IRC § 593 allows a deduction for bad debt reserves for “any domestic building and loan association” that meets the requirements of § 7701(a)(19). 4 26 U.S.C. § 593. Section 7701 provides definitions, including in sub-part (a)(19), the following definition of “domestic building and loan association” (“DBLA”), that sets forth three tests:
(a) When used in this title, where not otherwise distinctly expressed or manifestly incompatible with the intent thereof—
(19) Domestic building and loan association.—The term “domestic building and loan association” means a domestic building and loan association, a domestic savings and loan association, and a Federal savings and loan association—
(A) which either (i) is an insured institution within the meaning of section 401(a) of the National Housing Act ... or (ii) is subject by law to supervision and examination by State or Federal authority having supervision over such associations;
(B) the business of which consists principally of acquiring the savings of the public and investing in loans; and
(C) at least 60 percent of the amount of the total assets of which (at the close of the taxable year) consists of—[various elements]
26 U.S.C. § 7701(a)(19).
Barnett argues that the Tax Court erred in finding that the tax benefits accruing to “building and loan associations” are limited *209 to financial institutions with that particular label. Instead, Barnett contends that financial institutions that 1) substantively perform the functions of DBLA’s, and 2) qualify under the § 7701(a)(19) tests, are eligible for tax treatment under § 593, regardless of whether they are chartered as DBLA’s. We disagree.
A plain reading of § 7701(a)(19) indicates that an institution must be either a “a domestic building and loan association, a domestic savings and loan association, [or] a Federal savings and loan association” (and also must meet the three tests) to qualify as a DBLA for purposes of the code.
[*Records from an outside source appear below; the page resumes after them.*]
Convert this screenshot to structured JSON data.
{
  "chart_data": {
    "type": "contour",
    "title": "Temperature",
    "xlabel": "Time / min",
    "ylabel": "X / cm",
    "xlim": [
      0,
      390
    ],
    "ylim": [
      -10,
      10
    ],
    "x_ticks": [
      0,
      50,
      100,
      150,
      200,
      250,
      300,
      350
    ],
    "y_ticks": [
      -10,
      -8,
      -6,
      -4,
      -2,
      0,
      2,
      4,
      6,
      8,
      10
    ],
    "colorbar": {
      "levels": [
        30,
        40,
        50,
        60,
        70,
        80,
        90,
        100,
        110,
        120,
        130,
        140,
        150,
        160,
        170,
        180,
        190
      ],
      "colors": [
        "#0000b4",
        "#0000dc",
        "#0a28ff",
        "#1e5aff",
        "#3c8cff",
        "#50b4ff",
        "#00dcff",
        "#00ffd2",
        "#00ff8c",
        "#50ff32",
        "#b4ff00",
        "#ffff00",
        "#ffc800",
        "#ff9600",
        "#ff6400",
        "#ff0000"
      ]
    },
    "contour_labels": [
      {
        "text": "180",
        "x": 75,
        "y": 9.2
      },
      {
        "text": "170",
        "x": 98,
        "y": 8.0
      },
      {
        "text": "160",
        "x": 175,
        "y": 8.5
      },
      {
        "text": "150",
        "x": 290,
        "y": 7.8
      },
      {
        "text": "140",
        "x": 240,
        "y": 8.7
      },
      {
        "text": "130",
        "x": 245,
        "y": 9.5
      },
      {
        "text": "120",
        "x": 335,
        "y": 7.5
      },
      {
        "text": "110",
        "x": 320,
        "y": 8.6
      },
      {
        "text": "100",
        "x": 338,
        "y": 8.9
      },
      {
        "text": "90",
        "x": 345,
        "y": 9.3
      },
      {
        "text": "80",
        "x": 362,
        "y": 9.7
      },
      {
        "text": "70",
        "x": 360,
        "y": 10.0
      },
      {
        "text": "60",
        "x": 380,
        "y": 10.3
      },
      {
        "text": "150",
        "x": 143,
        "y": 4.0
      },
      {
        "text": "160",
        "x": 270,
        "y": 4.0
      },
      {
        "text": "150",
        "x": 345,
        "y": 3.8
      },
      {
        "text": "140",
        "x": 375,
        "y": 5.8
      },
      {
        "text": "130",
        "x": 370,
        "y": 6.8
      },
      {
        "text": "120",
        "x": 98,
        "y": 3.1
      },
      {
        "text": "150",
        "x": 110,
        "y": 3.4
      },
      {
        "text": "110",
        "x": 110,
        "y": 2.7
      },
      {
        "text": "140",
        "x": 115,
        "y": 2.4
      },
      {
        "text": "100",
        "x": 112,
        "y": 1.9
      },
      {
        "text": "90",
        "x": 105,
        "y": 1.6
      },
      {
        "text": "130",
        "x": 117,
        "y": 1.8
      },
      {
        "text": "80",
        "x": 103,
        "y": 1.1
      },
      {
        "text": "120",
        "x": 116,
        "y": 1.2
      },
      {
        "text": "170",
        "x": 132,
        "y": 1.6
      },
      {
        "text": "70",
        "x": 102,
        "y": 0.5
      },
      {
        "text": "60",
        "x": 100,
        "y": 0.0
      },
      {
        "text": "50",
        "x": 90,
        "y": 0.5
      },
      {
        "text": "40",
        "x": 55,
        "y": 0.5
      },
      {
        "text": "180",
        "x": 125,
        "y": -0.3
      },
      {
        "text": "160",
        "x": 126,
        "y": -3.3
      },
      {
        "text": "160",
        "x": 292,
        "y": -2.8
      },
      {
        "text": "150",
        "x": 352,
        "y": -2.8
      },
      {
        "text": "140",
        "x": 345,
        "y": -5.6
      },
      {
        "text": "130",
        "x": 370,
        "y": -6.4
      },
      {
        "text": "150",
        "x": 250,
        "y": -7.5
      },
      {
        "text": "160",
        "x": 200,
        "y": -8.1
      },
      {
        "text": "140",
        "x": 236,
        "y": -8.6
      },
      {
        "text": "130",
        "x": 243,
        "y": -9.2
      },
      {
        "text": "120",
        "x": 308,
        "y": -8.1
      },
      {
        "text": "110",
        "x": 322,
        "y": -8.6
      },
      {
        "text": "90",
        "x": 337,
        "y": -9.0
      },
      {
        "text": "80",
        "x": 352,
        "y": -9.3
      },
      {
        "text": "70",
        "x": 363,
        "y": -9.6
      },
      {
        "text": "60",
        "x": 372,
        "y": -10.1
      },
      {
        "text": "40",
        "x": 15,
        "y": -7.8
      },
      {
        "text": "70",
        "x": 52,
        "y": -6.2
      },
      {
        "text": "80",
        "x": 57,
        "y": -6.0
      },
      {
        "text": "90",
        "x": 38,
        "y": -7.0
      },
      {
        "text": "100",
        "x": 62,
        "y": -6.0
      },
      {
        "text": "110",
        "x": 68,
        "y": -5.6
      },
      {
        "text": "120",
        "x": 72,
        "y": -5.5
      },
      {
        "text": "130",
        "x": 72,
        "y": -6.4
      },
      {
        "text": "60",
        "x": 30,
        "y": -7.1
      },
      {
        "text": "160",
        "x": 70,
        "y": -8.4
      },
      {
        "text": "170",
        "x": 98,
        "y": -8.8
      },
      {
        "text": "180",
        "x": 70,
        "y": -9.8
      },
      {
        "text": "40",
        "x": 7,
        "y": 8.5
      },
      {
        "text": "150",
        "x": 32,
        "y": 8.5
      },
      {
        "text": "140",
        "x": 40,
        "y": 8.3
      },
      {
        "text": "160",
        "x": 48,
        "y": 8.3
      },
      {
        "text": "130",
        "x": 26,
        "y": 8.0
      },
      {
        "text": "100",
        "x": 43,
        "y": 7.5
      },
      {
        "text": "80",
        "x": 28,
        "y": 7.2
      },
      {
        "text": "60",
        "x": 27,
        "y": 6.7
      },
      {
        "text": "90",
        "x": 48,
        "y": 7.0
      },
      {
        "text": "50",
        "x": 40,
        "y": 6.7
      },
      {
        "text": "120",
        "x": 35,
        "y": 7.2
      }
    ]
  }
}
Section 7701(a)(4)’s definition of “domestic” requires organization under state or federal law. 26 U.S.C. § 7701(a)(4) (defining “domestic” as “created or organized in the United States or under the law of the United States or of any State”). Therefore, “domestic building and loan association” or “domestic savings and loan association” must mean a building (or savings) and loan association organized as such under the law of the state of Florida (in this case) or the United States. An association that performs similar or even identical functions to a DBLA, but that is not organized under state or federal law as one of the statutorily delineated associations, cannot qualify under the plain meaning of the statute. We note that in a 1990 Revenue Ruling directly on point, the IRS concluded that an institution chartered as a bank could not qualify as a DBLA under § 7701. Rev. Rui. 90-54, 1990-2 C.B. 270, 1990 WL 675399. Rejecting a functional test, the Service explained that the introductory language of subpart (a)(19) set forth a threshold requirement:
“[an institution must] be one of the three types listed ... It is ... not enough that substantially all of the business of the association is confined to making loans to members. It must still be a domestic building and loan association, a domestic savings and loan association, or a Federal savings and loan association [to qualify as a DBLA].”
Id. (internal quotations and citations omitted).